Study Design and Data

The study utilized a combined dataset of approximately one million individuals across six major biobanks: BioBank Japan, Estonian Biobank, FinnGen, HUNT, Mass General Brigham (MGB) Biobank, and UK Biobank. The ancestries evaluated included European, South Asian, East Asian, and African.

PRS Calculation and Evaluation

  • PRS Method: Genome-wide PRSs were calculated using LDpred, a method that accounts for linkage disequilibrium (LD) and uses a Bayesian approach to estimate SNP effect sizes, incorporating over 6 million variants for each disease.
  • Input Data: The input weights were obtained from the largest publicly available, non-overlapping Genome-Wide Association Studies (GWASs) for each of the four diseases.
  • Transferability Assessment: Transferability was assessed by comparing the Odds Ratios (OR) per standard deviation (SD) increase in PRS across different global ancestry groups, and also within European populations (including a population isolate, Finland).

Key Results on Transferability

Global Ancestry Disparities

A clear gradient of PRS accuracy was observed, directly correlated with the genetic distance from the primary European GWAS training cohorts:

  • European Ancestry: The PRSs showed consistently high and similar effect sizes (ORs) across various European populations and health-care systems, suggesting good utility for risk stratification.
  • Asian Ancestry: Individuals of South Asian and East Asian ancestry exhibited similar or slightly lower effect sizes compared to Europeans.
  • African Ancestry: Individuals of African ancestry consistently had the lowest effect sizes and poorest prediction accuracy for all four diseases. For instance, in breast cancer, the association was not statistically significant in women of African ancestry in some cohorts.

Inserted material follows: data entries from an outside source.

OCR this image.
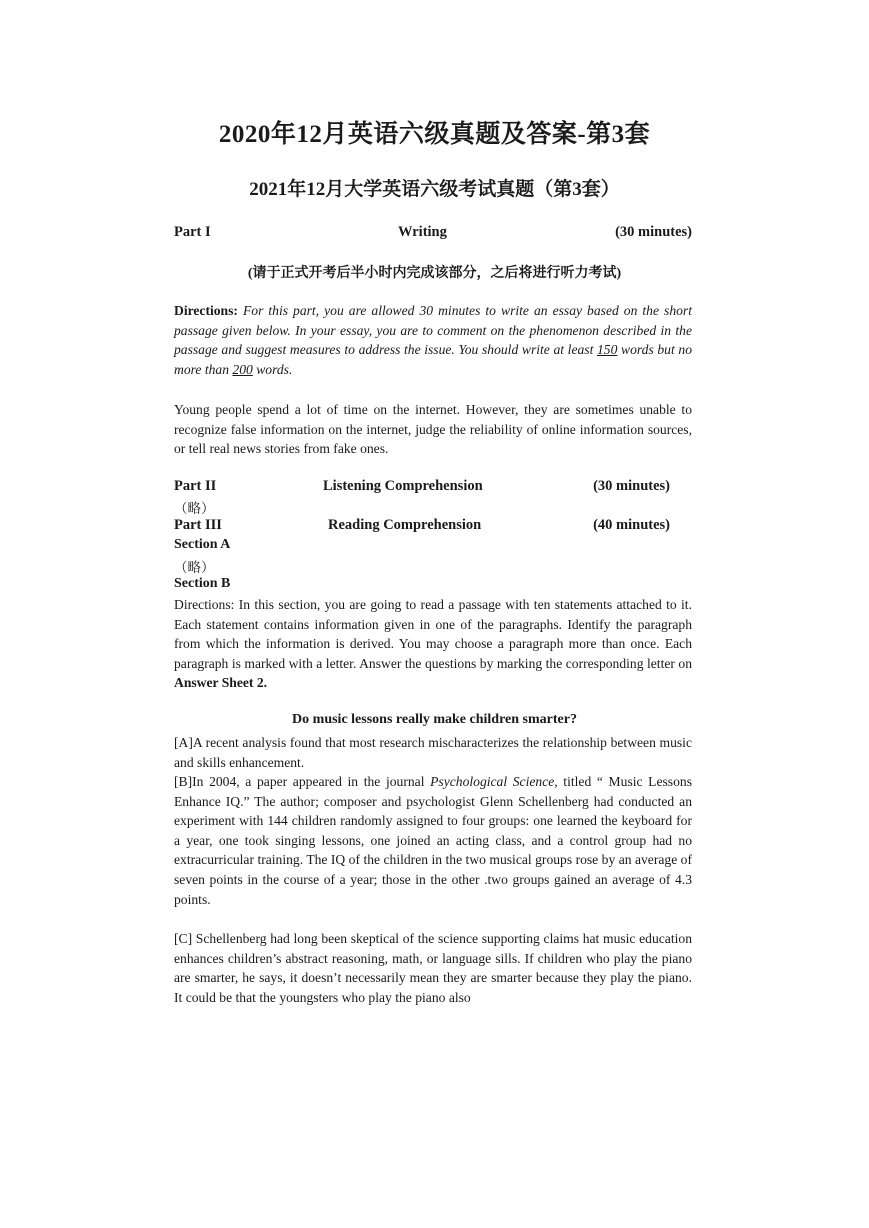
2020年12月英语六级真题及答案-第3套
2021年12月大学英语六级考试真题（第3套）
Part I	Writing	(30 minutes)
(请于正式开考后半小时内完成该部分，之后将进行听力考试)
Directions: For this part, you are allowed 30 minutes to write an essay based on the short passage given below. In your essay, you are to comment on the phenomenon described in the passage and suggest measures to address the issue. You should write at least 150 words but no more than 200 words.
Young people spend a lot of time on the internet. However, they are sometimes unable to recognize false information on the internet, judge the reliability of online information sources, or tell real news stories from fake ones.
Part II	Listening Comprehension	(30 minutes)
（略）
Part III	Reading Comprehension	(40 minutes)
Section A
（略）
Section B
Directions: In this section, you are going to read a passage with ten statements attached to it. Each statement contains information given in one of the paragraphs. Identify the paragraph from which the information is derived. You may choose a paragraph more than once. Each paragraph is marked with a letter. Answer the questions by marking the corresponding letter on Answer Sheet 2.
Do music lessons really make children smarter?
[A]A recent analysis found that most research mischaracterizes the relationship between music and skills enhancement.
[B]In 2004, a paper appeared in the journal Psychological Science, titled “ Music Lessons Enhance IQ.” The author; composer and psychologist Glenn Schellenberg had conducted an experiment with 144 children randomly assigned to four groups: one learned the keyboard for a year, one took singing lessons, one joined an acting class, and a control group had no extracurricular training. The IQ of the children in the two musical groups rose by an average of seven points in the course of a year; those in the other .two groups gained an average of 4.3 points.
[C] Schellenberg had long been skeptical of the science supporting claims hat music education enhances children’s abstract reasoning, math, or language sills. If children who play the piano are smarter, he says, it doesn’t necessarily mean they are smarter because they play the piano. It could be that the youngsters who play the piano also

Substructure and Polygenicity

  • Within-European Transferability: The PRSs transferred well even between highly structured European populations, such as various regional substructures within Finland, demonstrating robustness across recent population bottlenecks.
  • Genome-wide vs. Sparse PRS: A crucial methodological finding was that the highly polygenic, genome-wide PRSs (using millions of variants) displayed higher effect sizes and better transferability across global ancestries than PRSs containing only a smaller, more stringently selected set of variants (sparse PRSs). This supports the notion that the polygenic nature of these traits is captured across different populations, even if the fine-mapping of causal variants differs.

Implications for Clinical Utility

The findings provide strong evidence that the current state of PRS technology is not ready for equitable clinical deployment:

  • Clinical Utility: Current PRSs have demonstrated significant potential for clinical screening and prevention in individuals of European ancestry.
  • Health Equity Concern: The low predictive accuracy in individuals of African ancestry, South Asian, and East Asian ancestry—stemming from the lack of diversity in the original GWAS training data—poses a significant challenge to global health equity and personalized medicine. The study stresses the urgent necessity of investing in and executing large-scale GWAS in non-European populations to address this bias.